„Das neue Provisionsmodell der Bahn wird zahlreiche Reiseagenturen veranlassen, ihre Bahnlizenz zurückzugeben.“ Mit diesen Worten reagiert Joachim Horn, Vorstand mittelständische Reisemittler im Deutschen Reiseverband (DRV), auf die neuen Vertriebskonditionen der Deutschen Bahn. „Damit wird für viele Kunden die persönliche und kompetente Beratung der Experten wegfallen, was aufgrund des komplizierten Preissystems auch zu höheren Reisekosten führen wird“, so Horn weiter.
Insgesamt senke die Bahn die Provisionszahlungen für Reisebüros mit DB-Agentur weiter, so dass der Verkauf von Bahntickets nach betriebswirtschaftlichen Überlegungen kaum noch darstellbar sei. Im Mittelpunkt des neuen Modells steht der Fernverkehr. Zwar kündige die Bahn hier Provisionen von bis zu zehn Prozent an, diese seien jedoch an zahlreiche Restriktionen geknüpft. Insbesondere das neue Incentive Fernverkehr, das unabhängig vom Umsatz eine Bonusprovision in Höhe von vier Prozent verspricht, sieht Horn kritisch. So dürften die Agenturen u.a. kein Service-Entgelt für die Beratung und den Verkauf von Bahntickets erheben. Den Verzicht auf Service-Entgelte zu „belohnen“, ist in Horns Augen zumindest irritierend. „Es stellt sich die Frage, warum Reisebüros überhaupt noch Bahnfahrkarten verkaufen sollten, wenn damit kein Geld mehr zu verdienen ist“, sagt Horn. Immerhin habe die Beratungsintensität aufgrund der komplexen Preisstruktur deutlich zugenommen. Darüber hinaus komme lediglich eine verschwindend geringe Anzahl Reisebüros überhaupt in den Genuss des Incentive Fernreisen, da zum einen der Gebietsschutz für die DB-eigenen Reisezentren gelte und das Reisebüro maximal 500 Meter vom Bahnhof entfernt gelegen sein dürfe.
Auch wenn die Bahn beteuere, Beratung, Verkauf und Service an den sogenannten „relevanten Bahnhofsstationen“ zu sichern, werde insgesamt die anerkannt gute Qualität der Beratung im Reisebüro gegen den Online-Verkauf ohne Beratung getauscht.
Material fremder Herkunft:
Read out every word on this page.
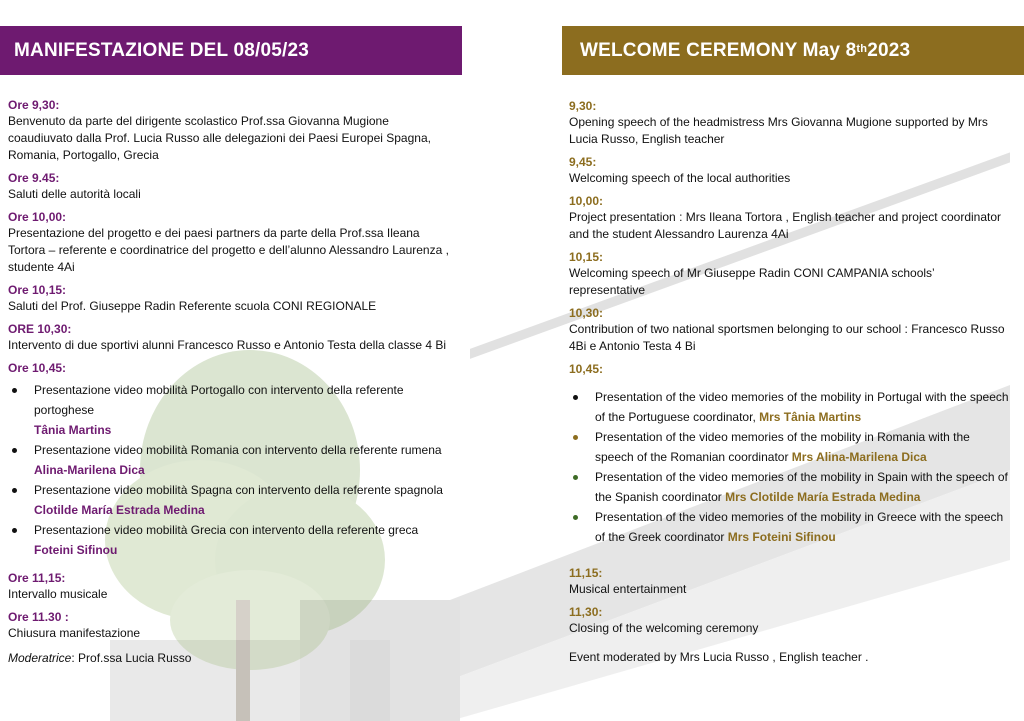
MANIFESTAZIONE DEL 08/05/23
Ore 9,30:
Benvenuto da parte del dirigente scolastico Prof.ssa Giovanna Mugione coaudiuvato dalla Prof. Lucia Russo alle delegazioni dei Paesi Europei Spagna, Romania, Portogallo, Grecia
Ore 9.45:
Saluti delle autorità locali
Ore 10,00:
Presentazione del progetto e dei paesi partners da parte della Prof.ssa Ileana Tortora – referente e coordinatrice del progetto e dell’alunno Alessandro Laurenza , studente 4Ai
Ore 10,15:
Saluti del Prof. Giuseppe Radin Referente scuola CONI REGIONALE
ORE 10,30:
Intervento di due sportivi alunni Francesco Russo e Antonio Testa della classe 4 Bi
Ore 10,45:
Presentazione video mobilità Portogallo con intervento della referente portoghese
Tânia Martins
Presentazione video mobilità Romania con intervento della referente rumena
Alina-Marilena Dica
Presentazione video mobilità Spagna con intervento della referente spagnola
Clotilde María Estrada Medina
Presentazione video mobilità Grecia con intervento della referente greca Foteini Sifinou
Ore 11,15:
Intervallo musicale
Ore 11.30 :
Chiusura manifestazione
Moderatrice: Prof.ssa Lucia Russo
WELCOME CEREMONY May 8th 2023
9,30:
Opening speech of the headmistress Mrs Giovanna Mugione supported by Mrs Lucia Russo, English teacher
9,45:
Welcoming speech of the local authorities
10,00:
Project presentation : Mrs Ileana Tortora , English teacher and project coordinator and the student Alessandro Laurenza 4Ai
10,15:
Welcoming speech of Mr Giuseppe Radin CONI CAMPANIA schools’ representative
10,30:
Contribution of two national sportsmen belonging to our school : Francesco Russo 4Bi e Antonio Testa 4 Bi
10,45:
Presentation of the video memories of the mobility in Portugal with the speech of the Portuguese coordinator, Mrs Tânia Martins
Presentation of the video memories of the mobility in Romania with the speech of the Romanian coordinator Mrs Alina-Marilena Dica
Presentation of the video memories of the mobility in Spain with the speech of the Spanish coordinator Mrs Clotilde María Estrada Medina
Presentation of the video memories of the mobility in Greece with the speech of the Greek coordinator Mrs Foteini Sifinou
11,15:
Musical entertainment
11,30:
Closing of the welcoming ceremony
Event moderated by Mrs Lucia Russo , English teacher .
Dies vor dem Hintergrund, dass die Kundenzufriedenheit beim Fahrkartenverkauf im Reisebüro deutlich am höchsten sei im Vergleich zum Kauf in den DB-eigenen Reisezentren oder im Internet. Im Übrigen gebe es im Online-Auftritt der Deutschen Bahn keine individuellen Angebote für Gruppen oder für Reisen ins Ausland. Darüber hinaus sei geplant, bis zum Jahreswechsel eigene Reisezentren an verschiedenen Standorten aufzugeben. Diese Entwicklung ist aus Sicht von Horn weder kundenorientiert noch zukunftsträchtig und auch nicht nachvollziehbar. „Das Nachsehen haben nicht nur die vielen älteren Reisenden“, erklärt Horn. „Vermehrt kommen Familien ins Reisebüro ebenso wie junge Menschen. Gerade bei Reisen ins Ausland oder wenn der Ausgangspunkt der Reise in einem verkehrstechnisch schlecht angebundenen Gebiet liegt, setzen sie auf die Beratung im Reisebüro.“ Darüber hinaus seien auch mobilitätseingeschränkte Reisende vielfach auf persönlichen Service angewiesen.
Das neue Provisionsmodell der Bahn soll ab Anfang 2020 für die rund 2.000 Reisebüros mit DB-Agentur gelten und über drei Jahre laufen.